La vita “per sempre”
Il frutto della sequela è ricevere la vita per sempre, che il pastore dona alle sue pecore. È difficile dire cosa sia la vita per sempre. “Per sempre” è una categoria che va oltre la nostra possibilità di comprendere il tempo, perché per noi esiste sempre un limite, se non altro quello rappresentato dalla morte.
Gesù, allora, cerca di spiegarlo usando due immagini, tratte, ancora una volta, dal mondo pastorale: non andare perdute, non essere strappate.

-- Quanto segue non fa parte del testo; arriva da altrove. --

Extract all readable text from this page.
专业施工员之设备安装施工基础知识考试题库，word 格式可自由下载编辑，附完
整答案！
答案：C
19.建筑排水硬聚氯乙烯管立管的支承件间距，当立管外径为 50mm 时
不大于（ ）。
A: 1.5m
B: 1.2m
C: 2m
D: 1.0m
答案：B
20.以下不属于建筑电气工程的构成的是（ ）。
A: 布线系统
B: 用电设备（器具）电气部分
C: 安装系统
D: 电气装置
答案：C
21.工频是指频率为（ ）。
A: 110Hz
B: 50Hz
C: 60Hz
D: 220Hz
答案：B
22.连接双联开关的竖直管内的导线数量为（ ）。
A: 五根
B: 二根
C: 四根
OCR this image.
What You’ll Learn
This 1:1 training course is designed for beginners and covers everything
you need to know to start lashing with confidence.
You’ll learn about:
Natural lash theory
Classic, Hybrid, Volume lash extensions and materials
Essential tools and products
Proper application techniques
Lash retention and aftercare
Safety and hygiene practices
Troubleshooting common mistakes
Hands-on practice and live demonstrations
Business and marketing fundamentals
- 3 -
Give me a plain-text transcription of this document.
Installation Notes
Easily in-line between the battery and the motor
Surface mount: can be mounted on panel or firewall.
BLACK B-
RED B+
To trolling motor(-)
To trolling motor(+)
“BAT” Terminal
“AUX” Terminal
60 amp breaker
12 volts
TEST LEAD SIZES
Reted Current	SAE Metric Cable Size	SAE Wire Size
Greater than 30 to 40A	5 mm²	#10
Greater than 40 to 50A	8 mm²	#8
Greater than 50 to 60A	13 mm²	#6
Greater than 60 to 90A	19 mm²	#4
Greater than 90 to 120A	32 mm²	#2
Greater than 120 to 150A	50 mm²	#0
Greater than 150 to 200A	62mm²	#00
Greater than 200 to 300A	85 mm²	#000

Le due immagini evocano – la prima – il pericolo in cui possono incappare le pecore di perdere la strada e, di conseguenza, smarrirsi trovando la morte; la seconda il rischio sempre presente di essere preda di animali feroci o di ladri, facendo la stessa fine.
Attraverso queste immagini è così annunciato che la vita “per sempre” è una vita in cui non si hanno da temere quegli aspetti che richiamano o fanno sperimentare la morte in tutte le sue mutevoli dimensioni. Nessuno può infatti strappare le pecore dalla mano del pastore.
Stare nella mano del pastore evoca l’immagine del pastore che tiene ciascuna pecora con sé, stretta a sé, come fosse l’unica, che la protegge e la difende.
Stare nella mano di Gesù è identico a stare nella mano del Padre. La mano di Dio è spesso il simbolo della sua provvidenza e del suo disegno; ogni pecora è all’interno di un disegno provvidenziale, di una cura che non permetterà che si smarrisca su vie che non conducono alla vita.